Take-Two Interactive (NASDAQ:TTWO) has long been a solid video game stock for investors. It returned almost 400% over the last five years, far outpacing the trading performance of Activision Blizzard (NASDAQ:ATVI) and Electronic Arts (NASDAQ:EA).
Take-Two's Grand Theft Auto V (released in 2013) has sold 130 million copies. Those stellar sales helped push the company's bottom line into the green, moving from a net loss five years ago to a profit of more than $400 million over the last four quarters.
Still, this video game stock is way behind its peers in terms of profitability, and management is working to narrow that gap. Here are four charts that highlight Take-Two's path to greater profits and why further improvements should lead to even more returns for investors.
Gross margin history
Like its peers, Take-Two has seen a rise in its gross margin over the last 10 years as digital revenue climbed. Digital distribution of games was in the early innings of adoption for console gamers around 2010, but today, more consumers are downloading their games instead of purchasing them in store. In fiscal 2020, digital revenue made up 77% of Take-Two's business.
In its fiscal 2020 annual report, Take-Two explained why there is still more profitability to squeeze out of the digital channel: "We expect online delivery of games and game offerings to continue to grow and to become the primary part of our business over the long term."
Higher margins lead to higher profits
The growth in digital sales has had a significant impact on Take-Two's net income and free cash flow too. Its bottom line was inconsistent a decade ago but is less so today.
Management still sees opportunity to improve its operating margin and fuel more growth in net income and free cash flow. The chart below highlights the large disparity between Take-Two's operating margin and that of its peers.
On Take-Two's fiscal fourth-quarter conference call, CEO Strauss Zelnick discussed the company's plan to scale the business up to achieve a more competitive operating margin. This is part of the reason for the 93 new titles in its development pipeline. Take-Two is on a mission to spread more revenue across its overhead and marketing expenses to improve its profitability from current levels.
This strategy has already worked in Take-Two's favor. Over the last few years, Take-Two has continued to sell millions of copies of hits like Grand Theft Auto V and Red Dead Redemption 2 (2018). Along with the strong sales of core titles, its total operating expenses have dropped as a percentage of revenue, falling from 42.3% in fiscal 2018 to 36.3% in fiscal 2020. That has helped net profit margin jump from 9.7% to 13.1%. This is despite research and development (R&D) expense on new games increasing by 51% over the same time frame.
While investment in the dozens of new games in the pipeline will cause R&D to continue increasing, other operating expenses such as marketing should only rise modestly, as Zelnick explained on the call:
To have competitive operating margins, you need scale with the same level of success of your games, and that's our goal here. But the reason you get those higher operating margins with more net bookings is because you don't build up your fixed overhead, and your fixed overhead would typically include marketing and distribution expenses.

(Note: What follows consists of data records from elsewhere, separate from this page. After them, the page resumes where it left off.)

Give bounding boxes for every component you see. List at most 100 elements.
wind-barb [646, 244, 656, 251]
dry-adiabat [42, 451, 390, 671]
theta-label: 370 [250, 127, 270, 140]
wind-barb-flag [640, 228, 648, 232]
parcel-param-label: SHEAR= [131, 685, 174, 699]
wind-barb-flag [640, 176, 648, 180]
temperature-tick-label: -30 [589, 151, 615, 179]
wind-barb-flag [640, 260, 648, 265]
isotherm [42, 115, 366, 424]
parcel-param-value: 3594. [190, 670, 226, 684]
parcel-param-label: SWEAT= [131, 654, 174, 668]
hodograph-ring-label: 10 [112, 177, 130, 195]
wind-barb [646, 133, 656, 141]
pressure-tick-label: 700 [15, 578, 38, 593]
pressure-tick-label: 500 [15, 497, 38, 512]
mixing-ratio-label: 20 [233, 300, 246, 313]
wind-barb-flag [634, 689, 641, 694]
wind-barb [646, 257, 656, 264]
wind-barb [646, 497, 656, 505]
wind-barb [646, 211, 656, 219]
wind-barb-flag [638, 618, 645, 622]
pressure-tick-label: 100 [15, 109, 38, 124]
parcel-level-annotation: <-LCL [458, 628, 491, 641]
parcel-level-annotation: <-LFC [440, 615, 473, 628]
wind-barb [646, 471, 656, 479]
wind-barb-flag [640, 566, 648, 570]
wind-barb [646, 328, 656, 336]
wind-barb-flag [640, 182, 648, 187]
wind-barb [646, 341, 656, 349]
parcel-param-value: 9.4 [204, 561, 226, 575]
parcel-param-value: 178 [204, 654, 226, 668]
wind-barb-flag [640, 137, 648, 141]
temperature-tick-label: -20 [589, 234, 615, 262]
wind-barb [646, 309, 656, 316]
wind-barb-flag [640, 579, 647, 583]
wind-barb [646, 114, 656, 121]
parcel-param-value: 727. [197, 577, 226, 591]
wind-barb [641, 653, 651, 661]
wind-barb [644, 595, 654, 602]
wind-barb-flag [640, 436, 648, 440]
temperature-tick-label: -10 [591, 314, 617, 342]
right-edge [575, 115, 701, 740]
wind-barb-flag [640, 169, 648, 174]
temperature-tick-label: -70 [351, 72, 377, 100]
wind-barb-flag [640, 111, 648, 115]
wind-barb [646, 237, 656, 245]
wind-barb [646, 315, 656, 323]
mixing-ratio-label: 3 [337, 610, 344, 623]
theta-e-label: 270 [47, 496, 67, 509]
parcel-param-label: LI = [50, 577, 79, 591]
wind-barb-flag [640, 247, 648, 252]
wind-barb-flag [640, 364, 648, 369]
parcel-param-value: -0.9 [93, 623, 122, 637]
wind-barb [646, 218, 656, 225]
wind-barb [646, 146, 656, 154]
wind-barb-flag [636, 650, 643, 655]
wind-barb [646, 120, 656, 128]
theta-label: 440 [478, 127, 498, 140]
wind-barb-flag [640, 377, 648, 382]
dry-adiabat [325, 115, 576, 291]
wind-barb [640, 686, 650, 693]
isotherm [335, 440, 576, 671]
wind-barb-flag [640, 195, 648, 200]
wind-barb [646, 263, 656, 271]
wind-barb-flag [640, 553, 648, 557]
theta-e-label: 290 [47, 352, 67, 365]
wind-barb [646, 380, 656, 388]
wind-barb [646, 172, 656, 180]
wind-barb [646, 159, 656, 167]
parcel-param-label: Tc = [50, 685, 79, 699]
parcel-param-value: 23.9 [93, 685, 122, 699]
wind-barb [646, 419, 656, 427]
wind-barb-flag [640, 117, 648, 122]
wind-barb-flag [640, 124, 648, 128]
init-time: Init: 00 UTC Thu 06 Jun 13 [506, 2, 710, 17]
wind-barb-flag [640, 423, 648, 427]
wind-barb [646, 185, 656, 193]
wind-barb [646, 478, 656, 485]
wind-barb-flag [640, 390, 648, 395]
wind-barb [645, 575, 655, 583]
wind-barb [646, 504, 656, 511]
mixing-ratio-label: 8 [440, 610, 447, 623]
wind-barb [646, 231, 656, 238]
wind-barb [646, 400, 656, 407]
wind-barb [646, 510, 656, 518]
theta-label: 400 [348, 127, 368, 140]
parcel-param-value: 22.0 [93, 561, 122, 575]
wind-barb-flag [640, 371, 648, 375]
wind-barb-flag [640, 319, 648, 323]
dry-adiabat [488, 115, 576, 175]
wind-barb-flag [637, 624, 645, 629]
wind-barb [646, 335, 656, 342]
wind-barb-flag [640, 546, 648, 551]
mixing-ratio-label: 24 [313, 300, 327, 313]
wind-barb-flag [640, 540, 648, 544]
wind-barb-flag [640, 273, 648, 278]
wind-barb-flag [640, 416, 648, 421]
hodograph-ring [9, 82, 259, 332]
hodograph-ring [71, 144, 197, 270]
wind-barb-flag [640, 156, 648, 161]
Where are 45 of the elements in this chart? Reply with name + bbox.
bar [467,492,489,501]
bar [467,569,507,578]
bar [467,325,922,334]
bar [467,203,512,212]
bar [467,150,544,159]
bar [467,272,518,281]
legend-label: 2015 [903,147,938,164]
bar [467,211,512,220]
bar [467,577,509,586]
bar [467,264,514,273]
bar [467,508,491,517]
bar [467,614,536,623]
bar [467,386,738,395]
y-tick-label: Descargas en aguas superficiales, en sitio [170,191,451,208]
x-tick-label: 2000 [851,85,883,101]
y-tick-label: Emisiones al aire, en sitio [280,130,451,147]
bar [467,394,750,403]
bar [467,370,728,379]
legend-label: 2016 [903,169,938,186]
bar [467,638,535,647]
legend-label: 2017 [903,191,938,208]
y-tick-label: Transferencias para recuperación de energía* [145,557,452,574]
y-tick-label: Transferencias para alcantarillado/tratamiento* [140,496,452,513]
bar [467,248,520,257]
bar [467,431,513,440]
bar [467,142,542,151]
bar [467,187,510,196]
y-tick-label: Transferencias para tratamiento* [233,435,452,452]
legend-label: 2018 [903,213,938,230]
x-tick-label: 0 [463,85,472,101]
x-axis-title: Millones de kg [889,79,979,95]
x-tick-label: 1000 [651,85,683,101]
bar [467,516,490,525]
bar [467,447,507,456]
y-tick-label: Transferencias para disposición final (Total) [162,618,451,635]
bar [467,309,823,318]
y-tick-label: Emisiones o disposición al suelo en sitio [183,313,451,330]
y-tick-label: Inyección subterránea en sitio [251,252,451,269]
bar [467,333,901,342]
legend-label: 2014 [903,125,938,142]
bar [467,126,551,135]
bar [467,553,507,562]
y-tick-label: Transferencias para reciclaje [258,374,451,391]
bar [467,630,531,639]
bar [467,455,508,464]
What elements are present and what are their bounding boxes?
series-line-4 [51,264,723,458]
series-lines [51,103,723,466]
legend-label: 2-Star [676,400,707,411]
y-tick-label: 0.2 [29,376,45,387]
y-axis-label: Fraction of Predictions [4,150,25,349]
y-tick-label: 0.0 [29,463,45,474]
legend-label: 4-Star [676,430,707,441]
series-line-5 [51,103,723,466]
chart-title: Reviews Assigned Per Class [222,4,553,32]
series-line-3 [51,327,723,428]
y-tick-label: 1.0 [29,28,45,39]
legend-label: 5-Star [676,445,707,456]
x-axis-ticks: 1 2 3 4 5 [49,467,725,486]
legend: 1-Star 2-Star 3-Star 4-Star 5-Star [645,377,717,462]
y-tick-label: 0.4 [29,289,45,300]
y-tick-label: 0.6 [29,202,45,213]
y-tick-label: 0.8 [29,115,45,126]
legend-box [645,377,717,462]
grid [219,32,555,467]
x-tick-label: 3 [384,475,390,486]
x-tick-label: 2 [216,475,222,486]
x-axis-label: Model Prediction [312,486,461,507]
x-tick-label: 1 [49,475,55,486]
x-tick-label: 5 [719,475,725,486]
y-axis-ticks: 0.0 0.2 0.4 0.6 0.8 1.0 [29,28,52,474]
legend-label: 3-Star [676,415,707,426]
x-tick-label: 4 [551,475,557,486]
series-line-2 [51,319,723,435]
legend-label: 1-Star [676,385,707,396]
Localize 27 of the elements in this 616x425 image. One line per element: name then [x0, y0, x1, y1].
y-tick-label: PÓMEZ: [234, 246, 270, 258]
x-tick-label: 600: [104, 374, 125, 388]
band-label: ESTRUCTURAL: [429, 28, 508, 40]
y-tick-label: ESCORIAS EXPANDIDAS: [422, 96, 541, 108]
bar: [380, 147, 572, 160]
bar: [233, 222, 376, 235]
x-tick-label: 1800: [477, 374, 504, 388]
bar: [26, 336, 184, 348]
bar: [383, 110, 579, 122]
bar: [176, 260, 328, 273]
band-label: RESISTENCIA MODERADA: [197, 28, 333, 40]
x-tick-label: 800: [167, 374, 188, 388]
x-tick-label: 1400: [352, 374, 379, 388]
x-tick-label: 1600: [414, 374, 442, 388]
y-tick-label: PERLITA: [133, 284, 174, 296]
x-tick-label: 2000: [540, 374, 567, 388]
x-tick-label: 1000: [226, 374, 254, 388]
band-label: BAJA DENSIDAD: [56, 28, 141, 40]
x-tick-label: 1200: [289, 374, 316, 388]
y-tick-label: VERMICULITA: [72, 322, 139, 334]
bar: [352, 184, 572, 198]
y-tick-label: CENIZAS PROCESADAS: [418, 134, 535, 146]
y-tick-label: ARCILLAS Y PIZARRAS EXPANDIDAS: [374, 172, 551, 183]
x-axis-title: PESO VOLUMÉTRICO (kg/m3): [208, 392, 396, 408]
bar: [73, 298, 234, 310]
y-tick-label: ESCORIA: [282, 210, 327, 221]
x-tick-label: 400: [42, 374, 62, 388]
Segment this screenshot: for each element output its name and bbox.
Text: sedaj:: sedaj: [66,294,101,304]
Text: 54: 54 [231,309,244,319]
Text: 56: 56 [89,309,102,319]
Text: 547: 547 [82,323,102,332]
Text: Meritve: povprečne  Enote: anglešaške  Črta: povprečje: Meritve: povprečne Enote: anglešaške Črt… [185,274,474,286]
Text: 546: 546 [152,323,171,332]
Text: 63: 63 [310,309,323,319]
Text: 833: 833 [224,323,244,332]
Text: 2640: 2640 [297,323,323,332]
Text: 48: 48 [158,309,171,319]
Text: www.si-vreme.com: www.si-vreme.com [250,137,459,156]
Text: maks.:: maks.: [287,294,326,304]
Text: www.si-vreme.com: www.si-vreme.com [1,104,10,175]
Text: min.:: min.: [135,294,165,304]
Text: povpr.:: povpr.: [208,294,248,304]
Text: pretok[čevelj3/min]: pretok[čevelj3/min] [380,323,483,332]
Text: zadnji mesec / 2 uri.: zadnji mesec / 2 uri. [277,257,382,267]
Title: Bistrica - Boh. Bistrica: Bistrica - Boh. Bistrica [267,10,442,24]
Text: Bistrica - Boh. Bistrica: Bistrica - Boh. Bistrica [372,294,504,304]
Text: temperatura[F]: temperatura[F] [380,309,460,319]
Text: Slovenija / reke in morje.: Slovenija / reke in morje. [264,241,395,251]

Positioned for outperformance
Take-Two's relatively lower margin profile compared to its peers is why the company's stock trades at a lower price-to-sales (P/S) ratio, even though Take-Two is more expensive on a price-to-earnings basis.
If Take-Two can continue expanding its margins, making its business more profitable, then its P/S valuation will gradually increase. In that light, its stock is positioned to outperform the competition.